I think in some very important sense, the Roman Empire basically died before it was ever an empire, even before Julius Caesar was a guy with popular support, and cause of death was power gravity.
Of course, this is profound oversimplification, and is perhaps justifiably dismissable. This is also playing with the definition of "death" the same way that "you're already dead" said to someone who's about to lose a life-or-death fight with you is, or even the same way as "we're all slowly dying all the time".
In another view, Rome died because it could only succeed as it did by having an inherently unsustainable pattern of feeding itself with unceasing conquest, and it eventually stalled out on all fronts as it reached terrain or peoples that it was unable to sustainably conquer or control, or stretched so far that its communication technology could not keep its parts as one sufficiently cohesive nimble whole.
And then Rome started to gradually falter and fail and weaken, and many complex interconnected failure modes started to express themselves, and the whole thing kinda rattled apart internally while increasingly failing to deal well with external pressures over the course of centuries. Wealth influx flowed, suppression and bribery of conquered and neighboring territories weakened, internal loyalty and cohesion weakened, and each time that boiled over into violence the affected areas faltered or took damage which in turn made those areas contribute less to the health of the empire, and so on.

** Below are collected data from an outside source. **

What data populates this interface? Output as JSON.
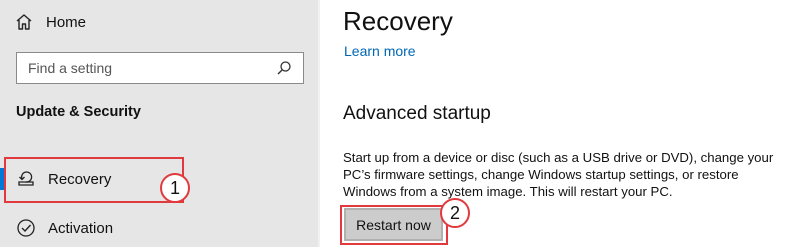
{
  "sidebar": {
    "home_label": "Home",
    "search_placeholder": "Find a setting",
    "section_title": "Update & Security",
    "items": [
      {
        "label": "Recovery",
        "icon": "recovery-icon",
        "selected": true
      },
      {
        "label": "Activation",
        "icon": "activation-icon",
        "selected": false
      }
    ]
  },
  "main": {
    "title": "Recovery",
    "learn_more": "Learn more",
    "advanced_startup": {
      "title": "Advanced startup",
      "description": "Start up from a device or disc (such as a USB drive or DVD), change your PC’s firmware settings, change Windows startup settings, or restore Windows from a system image. This will restart your PC.",
      "button_label": "Restart now"
    }
  },
  "annotations": {
    "step1": "1",
    "step2": "2"
  },
  "colors": {
    "accent": "#0078d7",
    "annotation": "#e03a3e",
    "link": "#0066b4",
    "sidebar_bg": "#e6e6e6"
  }
}
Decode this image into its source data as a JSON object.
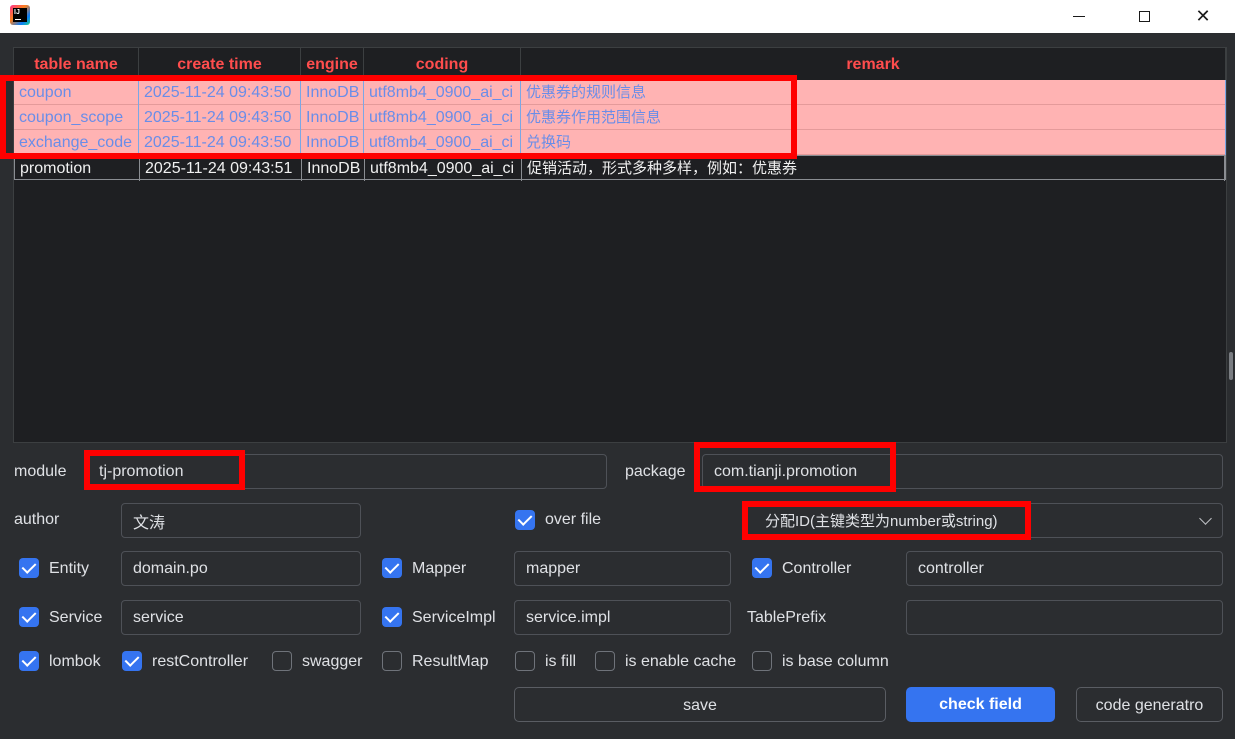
{
  "window": {
    "app_icon_text": "IJ"
  },
  "table": {
    "columns": [
      "table name",
      "create time",
      "engine",
      "coding",
      "remark"
    ],
    "rows": [
      {
        "name": "coupon",
        "create_time": "2025-11-24 09:43:50",
        "engine": "InnoDB",
        "coding": "utf8mb4_0900_ai_ci",
        "remark": "优惠券的规则信息",
        "selected": true
      },
      {
        "name": "coupon_scope",
        "create_time": "2025-11-24 09:43:50",
        "engine": "InnoDB",
        "coding": "utf8mb4_0900_ai_ci",
        "remark": "优惠券作用范围信息",
        "selected": true
      },
      {
        "name": "exchange_code",
        "create_time": "2025-11-24 09:43:50",
        "engine": "InnoDB",
        "coding": "utf8mb4_0900_ai_ci",
        "remark": "兑换码",
        "selected": true
      },
      {
        "name": "promotion",
        "create_time": "2025-11-24 09:43:51",
        "engine": "InnoDB",
        "coding": "utf8mb4_0900_ai_ci",
        "remark": "促销活动，形式多种多样，例如：优惠券",
        "selected": false
      }
    ]
  },
  "form": {
    "module_label": "module",
    "module_value": "tj-promotion",
    "package_label": "package",
    "package_value": "com.tianji.promotion",
    "author_label": "author",
    "author_value": "文涛",
    "over_file_label": "over file",
    "over_file_checked": true,
    "id_type_value": "分配ID(主键类型为number或string)",
    "entity_label": "Entity",
    "entity_value": "domain.po",
    "mapper_label": "Mapper",
    "mapper_value": "mapper",
    "controller_label": "Controller",
    "controller_value": "controller",
    "service_label": "Service",
    "service_value": "service",
    "serviceimpl_label": "ServiceImpl",
    "serviceimpl_value": "service.impl",
    "tableprefix_label": "TablePrefix",
    "tableprefix_value": "",
    "options": {
      "lombok": "lombok",
      "restController": "restController",
      "swagger": "swagger",
      "resultMap": "ResultMap",
      "isFill": "is fill",
      "isEnableCache": "is enable cache",
      "isBaseColumn": "is base column"
    }
  },
  "buttons": {
    "save": "save",
    "check_field": "check field",
    "code_generator": "code generatro"
  },
  "colors": {
    "accent": "#3574f0",
    "header_text": "#ff4d4d",
    "highlight_row": "#ffb3b3",
    "annotation_box": "#ff0000"
  }
}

But the point I'm trying to make is that I think, crucially, if more of the countless people in Rome had a real say in how things were run, if Rome had managed to stay a Republic and improve at being a representative government rather than turning into a dictatorial one, then Rome could've had a better chance at figuring out better solutions.
Instead of tapping the wisdom of the crowd, instead of using the massive distributed parallel processing capabilities inherent in such a large population, instead of listening to the full "sensory" data and "thinking" that the Roman organism had from each of its human "cells", Rome silenced itself, damaged and drugged itself with censorship, punishment, fear, gladiatorial games, a culture and value system favorable to having a dictatorial emperor, and so on. A tiny little piece of the whole Roman "mind" running the whole show, increasingly ignoring the rest, increasingly optimizing for itself with increasingly more willful ignorance and disregard for how that hurts the whole body.
It takes a certain disproportionate concentration of power to ignore or neglect your people's wants and needs. And yes, sometimes, that power is at first willingly given in the form of popular support - Caesar was able to prototype the dictator role because he had popular support - but Caesar only got that popular support because power had already concentrated too much in the ruling class, in the political elite, in the relatively small number of people who got to effectively dominate the Senate.
He had popular support because people under the boot of an entrenched unrepresentative power structure just dig themselves deeper by emotionally resonating with the idea of a single amazing leader who can fix things.
Power gravity had already progressed too far by the time Ceaser came along, he was just the right shape of a person at the right time for the power to get crushed by the gravity onto him, for that much power to undergo the next stage of its collapse. Ceaser's actions sped power gravity along, facilitating the emperor that followed. But the Senate and ruling class sped power gravity along before that.